So, Tuesday has come and is on it's way to being gone. June 21, the longest day of the year. I was home today with a sick Thing 1 - although, thank God for antibiotics, he's already feeling MUCH better. I realize I sounded like a really whiney Mc-Whinerson yesterday. I am really grateful for my job and most of the time I am proud of what I do. But, I don't have a very thick skin for people being mean to me when all I am trying to do is help them. *sigh*. I wonder if that thicker skin will start to develop as I am there a little while...
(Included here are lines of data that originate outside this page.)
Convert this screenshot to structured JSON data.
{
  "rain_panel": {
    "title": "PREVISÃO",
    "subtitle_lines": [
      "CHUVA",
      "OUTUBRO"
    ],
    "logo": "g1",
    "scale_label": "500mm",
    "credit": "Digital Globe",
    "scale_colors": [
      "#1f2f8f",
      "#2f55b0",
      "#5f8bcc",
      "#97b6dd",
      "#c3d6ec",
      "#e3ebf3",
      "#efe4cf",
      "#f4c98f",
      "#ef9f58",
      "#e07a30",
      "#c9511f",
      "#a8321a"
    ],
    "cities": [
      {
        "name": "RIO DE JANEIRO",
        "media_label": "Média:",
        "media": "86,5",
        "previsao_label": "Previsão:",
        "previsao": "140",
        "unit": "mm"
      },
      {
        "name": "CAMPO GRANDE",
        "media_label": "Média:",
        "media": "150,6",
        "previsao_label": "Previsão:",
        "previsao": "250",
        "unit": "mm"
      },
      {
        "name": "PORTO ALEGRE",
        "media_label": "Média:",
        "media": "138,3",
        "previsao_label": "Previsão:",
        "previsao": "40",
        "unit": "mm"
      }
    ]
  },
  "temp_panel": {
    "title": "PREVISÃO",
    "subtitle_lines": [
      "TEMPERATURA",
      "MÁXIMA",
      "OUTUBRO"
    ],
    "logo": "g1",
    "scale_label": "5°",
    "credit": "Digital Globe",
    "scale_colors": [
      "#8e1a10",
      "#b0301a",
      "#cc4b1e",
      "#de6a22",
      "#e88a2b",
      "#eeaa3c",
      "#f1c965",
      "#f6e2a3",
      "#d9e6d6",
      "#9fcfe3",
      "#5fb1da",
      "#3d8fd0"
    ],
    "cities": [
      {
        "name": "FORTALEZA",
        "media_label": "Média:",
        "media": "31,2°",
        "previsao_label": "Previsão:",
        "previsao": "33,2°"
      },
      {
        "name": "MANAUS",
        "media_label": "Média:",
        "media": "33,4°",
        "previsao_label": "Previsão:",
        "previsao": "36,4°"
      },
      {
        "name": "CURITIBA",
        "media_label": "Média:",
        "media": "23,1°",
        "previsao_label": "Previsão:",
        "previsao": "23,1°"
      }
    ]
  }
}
The stress of yesterday, coupled with the sick one, and with some serious financial strain resulted in some off plan eating. I had a run-in with an ice cream bar (ok, 2) last night and I really regretted it - for about 2 minutes - Then I told myself "Suck it up, Buttercup! MOVE ON". That REALLY helped me feel back in total control today. I ate really well, I did one session of cardio and took a little walk, and I am thinking of doing some more stretching (maybe some yoga?) tonight. I feel like I am cleansing myself of my indiscretions, but don't start getting worried that I'm obsessing - perhaps borderline, but not quite over the line!
I feel better now that I was home a day and could take control of caring for Thing 1 (why, no, I'm not a control freak, WHAT would give you THAT idea??)Got some house work done and a really good workout. I have mentioned before that I DO NOT like Jillian Michaels. However, her Metabolism Booster cardio workout is hardcore, but she is actually supportive throughout - giving modifications for those just starting out. The last time I did the workout, I didn't finish it, but I did today and WOW what a burn. It was really great. Sweat, baby, sweat!
My heel is bothering me. I'm trying to ignore it. I'm doing the stretches and rubbing it out a lot. Sometimes it feels ok once I am on it, and sometimes...not so much. I still have to get fitted for shoes, but that's not happening until at LEAST this weekend... if not for another few weeks...
Well, that's my fairly boring update. I feel in charge, in control and strong. I'm going to get through this stress without taking it out on my body and health.